Apresentamos sete diferenças entre o “obrigado” e o “satisfeito”:
1. O “obrigado” pressupõe duas (ou mais) pessoas: uma que se obriga (voluntariamente) e outra(s) que fez(izeram) algo presumivelmente bom; o “satisfeito” independe do interlocutor, pois pode expressar tanto a satisfação com o que foi feito pelo outro, quanto a satisfação das necessidades pessoais;
2. O “obrigado” gera um dever: de retribuir, e um direito: de cobrar a retribuição (a relação de dever / direito tem, inclusive, implicações jurídicas, já que o Código Civil brasileiro estabelece, em Livro próprio, o Direito das obrigações); o “satisfeito” não gera qualquer relação além da que resultou em sua manifestação;
3. A resposta do “obrigado” representa uma contrariedade, um choque de interesses: de um lado, um diz “eu me sinto obrigado a retribuir o que me fez” e, de outro, a pessoa repulsa: “você não está obrigado de nada”; no caso do “satisfeito”, aquele que ouve pode compartilhar do sentimento de satisfação, sem desmerecer o que seu interlocutor sentiu; basta dizer a palavra “MERECIDO” (o equivalente ao “de nada”), que significa “Parabéns, você merece essa satisfação” ou, então, “Você está satisfeito porque eu fiz o que devia ser feito; portanto, o resultado é merecido”;
4. O “obrigado” pressupõe uma relação de subserviência, pois aquele que agradece coloca-se numa posição inferior ao outro (ainda que minimamente sentida, a relação social estabelecida transfere uma certa autoridade a quem recebe o agradecimento, que pode, até mesmo, recusá-lo, dizendo “de nada”); o “satisfeito”, ao contrário, mantém a igualdade de condições na relação, evidenciando a plenitude daquele que agradece, que, ao mesmo tempo, pode demonstrar o reconhecimento pelo trabalho do outro e/ou manifestar a sua satisfação pessoal, independente se a relação travada foi ou não gratificante (lembre-se do caixa da padaria carrancudo);
5. O “obrigado”, originando-se dos pactos sociais travados entre as pessoas de uma mesma comunidade (que se viam com frequência e, portanto, necessitavam formar bases de solidariedade para relações duradouras) pressupõe uma continuidade da relação (embora o padrão de comportamento atual não seja este, o correto seria cobrarmos, oportunamente, todos os “obrigados” que recebemos durante nosso dia); o “satisfeito” encerra-se na relação travada, não deixando margem para cobranças futuras (até porque, hoje, a maioria das nossas relações cotidianas são efêmeras);
6. O “obrigado”, de tão usual e automático, não é nem mesmo percebido em nossos diálogos, passando a ser um mero indicativo de educação; o “satisfeito” muda a relação humana, pois chama a atenção daqueles a quem se dirige, enaltecendo o verdadeiro sentimento existente naquele momento;
7. O “obrigado” é utilizado, indistintamente, em todas as situações em que se pretende mostrar gratidão ou reconhecimento de uma gentileza; o “satisfeito” é seletivo e sincero, usado apenas quando ocorreu a satisfação (interna e/ou externa). Se alguém me diz “bom dia”, por exemplo, não há o que se falar “obrigado” e nem mesmo “satisfeito”; a melhor demonstração de cordialidade é retribuir a gentileza, dizendo “bom dia” / “bom dia pra você também” / “igualmente”.

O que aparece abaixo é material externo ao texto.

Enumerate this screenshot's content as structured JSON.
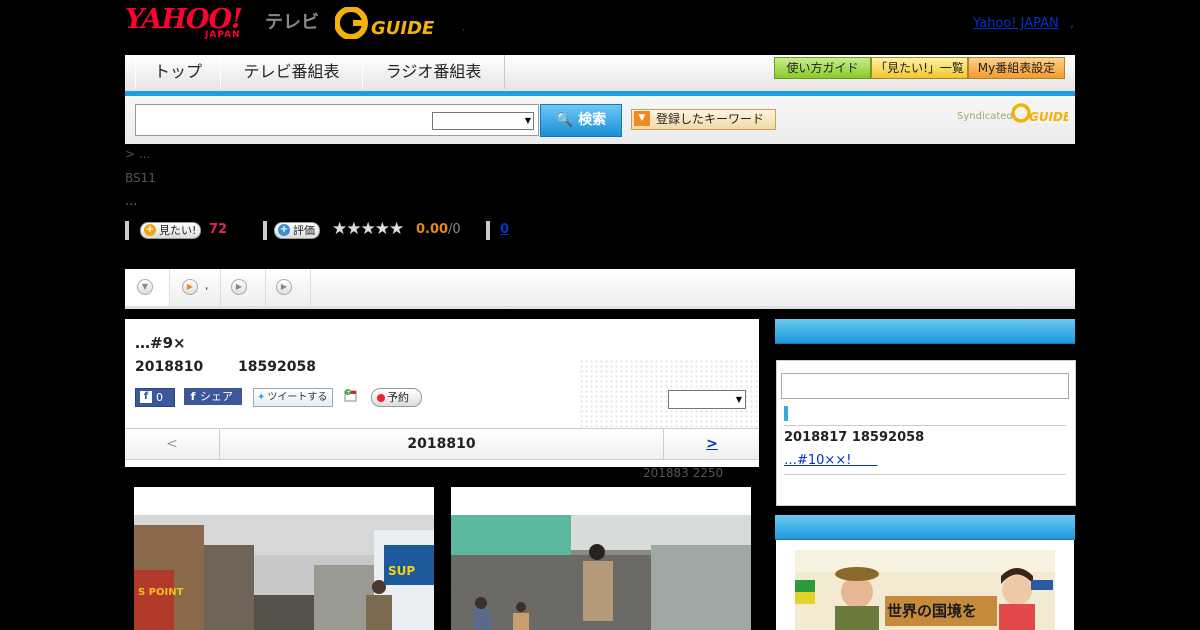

Enfim, ficamos satisfeitos que tenha chegado ao final da leitura deste manifesto, pois te obrigamos a, pelo menos, refletir. Temos usado a palavra “satisfeito”, no lugar de “obrigado” e o resultado tem sido muito interessante. Pense nisso! Mude!

2 comentários:

  1. Off-topic: Por que não usar a expressão "agradecido"? Ou "muito grato"? Até mesmo "gratidão"? Se o objetivo é mostrar o quanto você está satisfeito ao mesmo tempo revelando estar agradecido pelo que lhe foi proporcionado, a expressão "muito satisfeito" não carregaria consigo, somente, essa intenção de revelar a gratidão, apenas a de satisfação, desconsiderando (pelo menos parcialmente) os (possíveis) sacrifícios de quem fez o favor em detrimento de sua satisfação ou não.